Just as with the police, the FBI, the county coroners and medical examiners, all those whose lot it was to scour the underbelly of America, to turn over the stones, to search out the darker shadows and find what lurked within, he had somehow – through fate or fortune – found himself charged with this duty. The killers, the serial rapists, the hitmen, the murderers, the child molesters, the assassins, the psychopaths, the sociopaths, the guilty, the tormented, the tortured and depraved. Here, in all its resplendent glory, was the worst the world could offer, and he – he of all people, wishing now for nothing more than safety and sanity for himself and his family – was once again walking along the edge of the abyss, looking down, tempting equilibrium, challenging his own sense of balance to see if this time,
this
time, he would fall.

Back in New York, in the office complex he shared with Luca Visceglia and the crew, were the details of a hundred thousand lives wrecked by a collection of truly crazy people. Even the FBI’s January 1997 release of fifteen thousand pages of documents relating to the Mafia, the death of Kennedy, of Jimmy Hoffa, the workings of the Teamsters’ Union and the killing of their associates and cohorts, gave no indication of the extent to which the government and its many systems had been infected by corruption and Machiavellian dishonesty. Even Hoover, perhaps the most shrewd and conniving hypocrite of them all, had once commented, ‘I never saw so much skullduggery . . .’

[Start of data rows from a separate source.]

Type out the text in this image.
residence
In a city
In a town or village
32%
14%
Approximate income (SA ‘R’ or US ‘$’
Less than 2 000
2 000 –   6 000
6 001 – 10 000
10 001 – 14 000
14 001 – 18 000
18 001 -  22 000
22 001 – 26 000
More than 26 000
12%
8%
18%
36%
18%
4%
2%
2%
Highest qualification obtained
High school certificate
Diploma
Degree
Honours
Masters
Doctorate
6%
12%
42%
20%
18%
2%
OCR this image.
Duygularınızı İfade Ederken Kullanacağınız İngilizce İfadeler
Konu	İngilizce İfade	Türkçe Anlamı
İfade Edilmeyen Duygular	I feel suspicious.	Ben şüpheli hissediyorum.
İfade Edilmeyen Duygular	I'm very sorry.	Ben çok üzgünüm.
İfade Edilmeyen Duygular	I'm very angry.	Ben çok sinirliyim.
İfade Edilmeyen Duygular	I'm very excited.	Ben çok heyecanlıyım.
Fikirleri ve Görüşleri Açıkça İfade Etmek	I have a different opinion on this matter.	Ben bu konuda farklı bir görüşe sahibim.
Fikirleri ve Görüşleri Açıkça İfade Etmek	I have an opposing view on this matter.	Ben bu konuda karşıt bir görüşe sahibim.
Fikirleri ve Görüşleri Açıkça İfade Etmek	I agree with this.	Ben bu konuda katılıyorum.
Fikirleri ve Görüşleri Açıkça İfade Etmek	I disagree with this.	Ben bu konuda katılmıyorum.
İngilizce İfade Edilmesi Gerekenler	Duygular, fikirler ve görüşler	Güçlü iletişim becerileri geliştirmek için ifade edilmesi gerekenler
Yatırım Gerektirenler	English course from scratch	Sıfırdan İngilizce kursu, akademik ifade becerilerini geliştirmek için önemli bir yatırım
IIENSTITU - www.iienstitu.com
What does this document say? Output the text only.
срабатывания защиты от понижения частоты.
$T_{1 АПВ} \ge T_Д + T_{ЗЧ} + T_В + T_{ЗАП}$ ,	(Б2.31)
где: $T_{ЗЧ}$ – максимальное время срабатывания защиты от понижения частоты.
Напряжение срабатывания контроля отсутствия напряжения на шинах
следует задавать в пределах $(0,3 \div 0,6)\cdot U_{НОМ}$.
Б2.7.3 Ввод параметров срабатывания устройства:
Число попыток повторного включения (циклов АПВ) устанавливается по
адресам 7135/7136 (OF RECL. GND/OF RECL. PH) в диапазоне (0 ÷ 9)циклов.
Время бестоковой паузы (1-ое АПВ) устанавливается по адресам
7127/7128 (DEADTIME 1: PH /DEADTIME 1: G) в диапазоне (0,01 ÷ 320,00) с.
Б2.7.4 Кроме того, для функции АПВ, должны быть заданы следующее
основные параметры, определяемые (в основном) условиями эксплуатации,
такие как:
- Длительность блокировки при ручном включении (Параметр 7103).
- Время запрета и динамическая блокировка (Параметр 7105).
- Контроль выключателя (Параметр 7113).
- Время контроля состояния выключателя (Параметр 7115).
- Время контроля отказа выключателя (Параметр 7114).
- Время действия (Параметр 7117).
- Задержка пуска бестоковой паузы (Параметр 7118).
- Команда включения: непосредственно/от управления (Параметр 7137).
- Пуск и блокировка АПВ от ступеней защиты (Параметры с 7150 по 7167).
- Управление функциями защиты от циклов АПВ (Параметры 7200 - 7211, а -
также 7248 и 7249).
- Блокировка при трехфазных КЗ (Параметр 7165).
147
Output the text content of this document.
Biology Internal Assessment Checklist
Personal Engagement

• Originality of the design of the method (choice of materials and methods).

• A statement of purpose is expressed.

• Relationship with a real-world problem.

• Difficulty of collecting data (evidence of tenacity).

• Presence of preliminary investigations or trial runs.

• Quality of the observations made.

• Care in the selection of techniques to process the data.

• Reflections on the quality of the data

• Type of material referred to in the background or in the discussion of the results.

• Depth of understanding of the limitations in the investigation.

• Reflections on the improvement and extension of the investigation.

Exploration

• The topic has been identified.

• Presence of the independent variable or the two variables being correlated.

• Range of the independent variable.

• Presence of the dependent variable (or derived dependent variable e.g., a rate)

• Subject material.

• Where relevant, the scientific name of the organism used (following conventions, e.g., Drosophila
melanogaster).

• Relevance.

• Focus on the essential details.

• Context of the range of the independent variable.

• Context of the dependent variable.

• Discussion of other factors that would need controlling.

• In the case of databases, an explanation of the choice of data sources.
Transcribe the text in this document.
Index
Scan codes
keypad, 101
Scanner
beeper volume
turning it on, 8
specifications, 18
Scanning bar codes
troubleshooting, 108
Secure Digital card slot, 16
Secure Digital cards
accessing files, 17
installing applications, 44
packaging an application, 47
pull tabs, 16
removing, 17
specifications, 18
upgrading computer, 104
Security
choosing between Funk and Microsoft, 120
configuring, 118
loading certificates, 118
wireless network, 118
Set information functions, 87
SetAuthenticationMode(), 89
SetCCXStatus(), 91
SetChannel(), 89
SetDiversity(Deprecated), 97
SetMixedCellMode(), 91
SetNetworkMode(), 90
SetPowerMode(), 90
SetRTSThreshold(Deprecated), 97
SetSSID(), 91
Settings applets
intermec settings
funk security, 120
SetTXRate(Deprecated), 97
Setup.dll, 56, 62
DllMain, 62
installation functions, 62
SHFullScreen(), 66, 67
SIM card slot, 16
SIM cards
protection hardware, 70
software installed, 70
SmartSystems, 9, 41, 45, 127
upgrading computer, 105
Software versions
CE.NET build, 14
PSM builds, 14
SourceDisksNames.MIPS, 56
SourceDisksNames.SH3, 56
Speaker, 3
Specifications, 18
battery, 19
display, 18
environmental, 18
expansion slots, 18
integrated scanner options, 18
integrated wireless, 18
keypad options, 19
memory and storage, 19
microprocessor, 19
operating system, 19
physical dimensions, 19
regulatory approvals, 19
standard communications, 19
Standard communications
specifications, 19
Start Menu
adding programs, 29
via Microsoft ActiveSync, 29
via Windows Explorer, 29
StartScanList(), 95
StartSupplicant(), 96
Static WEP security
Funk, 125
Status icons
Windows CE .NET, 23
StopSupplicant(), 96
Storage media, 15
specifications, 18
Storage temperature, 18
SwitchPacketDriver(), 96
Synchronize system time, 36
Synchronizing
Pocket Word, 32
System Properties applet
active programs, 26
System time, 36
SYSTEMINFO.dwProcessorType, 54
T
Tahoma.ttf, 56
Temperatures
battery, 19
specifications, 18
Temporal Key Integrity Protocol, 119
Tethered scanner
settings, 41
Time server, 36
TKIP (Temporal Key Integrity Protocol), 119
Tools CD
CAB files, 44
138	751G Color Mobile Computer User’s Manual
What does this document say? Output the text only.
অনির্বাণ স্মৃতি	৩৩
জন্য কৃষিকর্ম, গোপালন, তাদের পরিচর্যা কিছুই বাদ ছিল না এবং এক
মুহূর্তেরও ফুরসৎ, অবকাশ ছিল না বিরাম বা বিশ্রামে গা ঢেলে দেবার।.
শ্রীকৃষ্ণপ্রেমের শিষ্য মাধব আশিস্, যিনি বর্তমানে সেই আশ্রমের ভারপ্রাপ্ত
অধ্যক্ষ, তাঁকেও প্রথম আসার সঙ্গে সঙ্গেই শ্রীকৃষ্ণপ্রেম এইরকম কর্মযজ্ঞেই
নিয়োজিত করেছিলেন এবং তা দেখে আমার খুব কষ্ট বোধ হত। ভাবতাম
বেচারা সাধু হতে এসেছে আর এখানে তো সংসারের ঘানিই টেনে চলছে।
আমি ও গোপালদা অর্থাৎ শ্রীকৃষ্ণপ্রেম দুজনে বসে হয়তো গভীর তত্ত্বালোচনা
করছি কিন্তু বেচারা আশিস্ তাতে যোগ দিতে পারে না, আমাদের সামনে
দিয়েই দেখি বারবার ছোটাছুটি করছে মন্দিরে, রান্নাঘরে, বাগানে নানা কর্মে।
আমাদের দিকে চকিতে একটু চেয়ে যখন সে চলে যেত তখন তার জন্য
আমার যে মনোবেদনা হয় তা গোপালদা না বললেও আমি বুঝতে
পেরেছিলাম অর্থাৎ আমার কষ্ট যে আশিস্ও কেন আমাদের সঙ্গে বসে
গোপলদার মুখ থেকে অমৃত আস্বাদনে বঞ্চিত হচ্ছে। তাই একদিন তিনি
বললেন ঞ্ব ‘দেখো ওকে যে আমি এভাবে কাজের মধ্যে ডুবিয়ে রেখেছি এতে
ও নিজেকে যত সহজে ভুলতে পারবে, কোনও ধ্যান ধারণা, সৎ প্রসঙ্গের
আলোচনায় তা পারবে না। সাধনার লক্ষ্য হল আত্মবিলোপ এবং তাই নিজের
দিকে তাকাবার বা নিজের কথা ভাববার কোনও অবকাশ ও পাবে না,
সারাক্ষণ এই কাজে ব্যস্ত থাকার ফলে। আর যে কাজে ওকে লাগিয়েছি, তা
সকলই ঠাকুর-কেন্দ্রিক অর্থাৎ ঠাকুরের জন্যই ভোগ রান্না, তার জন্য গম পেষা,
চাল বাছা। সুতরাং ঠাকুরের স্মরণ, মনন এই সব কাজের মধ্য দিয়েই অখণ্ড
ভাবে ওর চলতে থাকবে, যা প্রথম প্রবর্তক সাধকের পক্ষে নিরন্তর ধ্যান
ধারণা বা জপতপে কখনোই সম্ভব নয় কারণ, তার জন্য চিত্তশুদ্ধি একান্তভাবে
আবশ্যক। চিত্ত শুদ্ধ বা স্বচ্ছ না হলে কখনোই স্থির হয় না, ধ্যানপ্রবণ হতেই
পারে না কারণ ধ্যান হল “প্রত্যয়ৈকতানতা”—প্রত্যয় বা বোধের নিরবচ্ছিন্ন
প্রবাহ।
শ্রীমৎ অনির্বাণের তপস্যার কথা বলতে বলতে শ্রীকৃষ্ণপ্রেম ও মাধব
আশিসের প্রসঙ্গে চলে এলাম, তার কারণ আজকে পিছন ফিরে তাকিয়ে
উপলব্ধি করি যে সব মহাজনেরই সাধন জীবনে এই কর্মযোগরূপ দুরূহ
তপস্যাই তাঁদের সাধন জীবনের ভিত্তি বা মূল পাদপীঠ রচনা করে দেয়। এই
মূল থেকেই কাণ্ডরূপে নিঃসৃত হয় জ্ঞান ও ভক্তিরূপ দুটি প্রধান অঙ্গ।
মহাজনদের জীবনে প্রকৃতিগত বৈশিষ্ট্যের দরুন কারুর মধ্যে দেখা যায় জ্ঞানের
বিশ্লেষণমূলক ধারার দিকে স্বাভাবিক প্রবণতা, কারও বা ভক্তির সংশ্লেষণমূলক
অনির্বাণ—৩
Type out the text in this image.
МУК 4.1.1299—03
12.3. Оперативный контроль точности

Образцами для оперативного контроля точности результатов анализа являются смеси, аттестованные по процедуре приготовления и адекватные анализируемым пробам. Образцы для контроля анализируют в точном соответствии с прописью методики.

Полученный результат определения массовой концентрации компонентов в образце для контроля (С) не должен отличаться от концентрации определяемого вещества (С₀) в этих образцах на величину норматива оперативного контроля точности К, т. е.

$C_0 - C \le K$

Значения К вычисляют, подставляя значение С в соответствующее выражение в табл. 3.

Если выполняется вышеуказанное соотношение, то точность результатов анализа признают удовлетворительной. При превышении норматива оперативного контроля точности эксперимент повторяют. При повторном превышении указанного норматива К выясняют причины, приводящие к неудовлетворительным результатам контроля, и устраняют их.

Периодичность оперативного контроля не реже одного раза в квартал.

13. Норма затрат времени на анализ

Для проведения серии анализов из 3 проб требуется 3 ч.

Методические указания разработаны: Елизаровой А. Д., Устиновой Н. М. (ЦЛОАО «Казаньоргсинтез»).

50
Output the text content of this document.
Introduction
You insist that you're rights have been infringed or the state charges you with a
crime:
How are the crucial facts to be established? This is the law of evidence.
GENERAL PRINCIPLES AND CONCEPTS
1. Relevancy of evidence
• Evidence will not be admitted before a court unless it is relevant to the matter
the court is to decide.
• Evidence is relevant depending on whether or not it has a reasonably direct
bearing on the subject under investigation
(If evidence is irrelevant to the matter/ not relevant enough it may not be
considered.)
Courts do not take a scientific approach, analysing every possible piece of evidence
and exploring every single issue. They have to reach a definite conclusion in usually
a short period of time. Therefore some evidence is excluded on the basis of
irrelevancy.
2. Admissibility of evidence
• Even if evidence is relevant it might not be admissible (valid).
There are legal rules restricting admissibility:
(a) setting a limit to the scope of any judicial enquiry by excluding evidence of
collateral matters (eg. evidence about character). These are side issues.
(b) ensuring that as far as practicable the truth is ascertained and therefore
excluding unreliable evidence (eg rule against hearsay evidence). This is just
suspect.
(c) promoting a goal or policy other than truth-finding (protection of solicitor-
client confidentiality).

Ray Hartmann had spent hundreds of hours immersed in the history and heritage of these people. He remembered vividly the conversations he and Visceglia had started and never seemed to finish in the small office they had first shared. Back then Hartmann had believed himself cognizant of the methods and motives of these people, but Visceglia had illustrated his naivety.

‘Never really been anything other than the Gambino and Genovese crime families,’ Visceglia had told him. ‘Those families were established many generations before any of the stuff we have to deal with. Those people divided New York like it’d always belonged to them . . . like it had always been their own.’

Visceglia chain-smoked, he drank too much coffee. He possessed an air of philosophical resignation regarding his place in life. He seemed to carry the weight of this darkened world on his shoulders, and those shoulders would bow and strain beneath the pressure, but they would never give.